03-07-2014 20:49 BJT Special Report: 2014 NPC & CPPCC Sessions |

Joining us in the studio now, we have Liu Ke, Vice President of Shenhua Research, and Yi Min, CEO of MTR China Business. Thanks for joining us.

Q1. Premier Li Keqiang has talked about a "war against pollution.” They’re quite dramatic words. What message is he sending out – that pollution is a threat to the country, a potentially deadly enemy?

Q2. Smog choked Beijing and North East China for six consecutive days at the end of Febrary. President Xi’s walkabout in Beijing at that time was trumpetted by the Xinhua News Agency with the headline “Breathing together, sharing the fate.” Why has the leadership decided now to give priority to pollution control?

Q3. Premier Li referred to smog as “a red-light warning" and announced a list of specific measures instead of vague and ambiguous slogans. They include boosting energy conservation, cutting exhaust fumes, closing down 50,000 small coal-fired furnaces and cleaning out coal-burning power plants to remove sulphur and dust. Will the plan make any real difference – and over what period?

Q4. The government is going ahead with legislation for an environmental protection tax. Should the tax be levied on individuals or businesses – or both? Is this an effective measure?
Q5. Politically, pollution poses a tricky problem. No-one wants smog but maybe no-one wants to pay extra taxes or higher energy bills, or lose their jobs. And people who can afford cars want to be able to drive them whenever they want. Do you think city dwellers are now prepared to make sacrifices for the sake of cleaner air?
Q6. And the economy may also suffer. Closing or moving heavy industries and coal-fired furnaces is good for air quality in the city but not so good for GDP. What sort of impact will the new environment protection plans have on the economy? Is it a price China has to pay?
Q7. It seems a lot of people have decided not to wait for cleaner air in China. A recent survey on international migration carried out by the Center for China and Globalization found that pollution was the major reason why people were leaving the country. Nearly 70% said smog was the main reason. And a Beijing emigration agency has reported a 300% rise in business. Will smog emigration also have an impact on China’s economy?

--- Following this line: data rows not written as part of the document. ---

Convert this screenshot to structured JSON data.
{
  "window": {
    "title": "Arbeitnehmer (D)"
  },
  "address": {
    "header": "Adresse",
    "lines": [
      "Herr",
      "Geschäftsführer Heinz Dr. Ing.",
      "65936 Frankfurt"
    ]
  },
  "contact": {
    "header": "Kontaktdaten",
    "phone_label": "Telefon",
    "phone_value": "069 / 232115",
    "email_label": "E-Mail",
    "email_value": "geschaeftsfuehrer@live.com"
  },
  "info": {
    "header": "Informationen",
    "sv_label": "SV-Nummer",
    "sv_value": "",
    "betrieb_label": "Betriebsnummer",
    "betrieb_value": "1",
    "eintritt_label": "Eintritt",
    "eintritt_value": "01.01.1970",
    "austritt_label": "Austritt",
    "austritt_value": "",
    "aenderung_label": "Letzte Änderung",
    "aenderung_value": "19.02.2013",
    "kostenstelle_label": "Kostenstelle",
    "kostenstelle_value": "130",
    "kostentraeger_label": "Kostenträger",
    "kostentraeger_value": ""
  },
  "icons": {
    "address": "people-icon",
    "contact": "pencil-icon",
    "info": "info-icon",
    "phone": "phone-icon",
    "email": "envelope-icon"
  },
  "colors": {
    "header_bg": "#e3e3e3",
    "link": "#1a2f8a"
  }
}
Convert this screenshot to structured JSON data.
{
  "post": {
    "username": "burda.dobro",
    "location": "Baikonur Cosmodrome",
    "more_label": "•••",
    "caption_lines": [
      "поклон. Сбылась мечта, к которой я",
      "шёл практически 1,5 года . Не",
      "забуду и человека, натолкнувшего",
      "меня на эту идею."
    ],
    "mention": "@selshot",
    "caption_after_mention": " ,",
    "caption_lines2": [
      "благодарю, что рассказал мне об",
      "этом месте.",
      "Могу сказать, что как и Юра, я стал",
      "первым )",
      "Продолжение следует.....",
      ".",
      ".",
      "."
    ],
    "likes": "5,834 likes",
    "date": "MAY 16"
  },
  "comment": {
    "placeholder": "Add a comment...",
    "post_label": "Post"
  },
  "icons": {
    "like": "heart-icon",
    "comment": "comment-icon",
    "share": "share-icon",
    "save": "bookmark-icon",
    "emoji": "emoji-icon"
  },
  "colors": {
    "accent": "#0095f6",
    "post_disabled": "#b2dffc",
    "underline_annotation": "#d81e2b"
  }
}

Q8. Less developed areas in the west of China are ready to welcome heavy industries that are moved out of the smog-ridden urban areas of the east. But will that merely create a pollution problem in the west?
Q9. Premier Li said 6 million old, heavy polluting cars should be taken off the roads. But more than 20 million cars were sold in China in 2013. Will that rapid increase neutralize efforts to reduce exhaust fumes? Should restrictions on buying cars in Beijing, Shanghai and Guangzhou be extended to the whole country?
Q10. Seventy percent of China’s energy comes from coal fired power stations. The plan is to cut that figure to 65% by 2017. The average level is less than 15% in developed countries. Why is China so dependent on coal? Does the country have any other energy sources?
Q11. China is planning to replace some coal-burning power stations with nuclear power. But we only have to look to Chernobyl in Russia and Fukushima in Japan to understand the potential risks. Is nuclear power the answer?
Q12. Renewable and clean energy is where the future lies. While people are reluctant to pay the higher prices that come with new energy, companies like Tesla Motors are finding a market for their electric cars. Are electric cars part of the solution?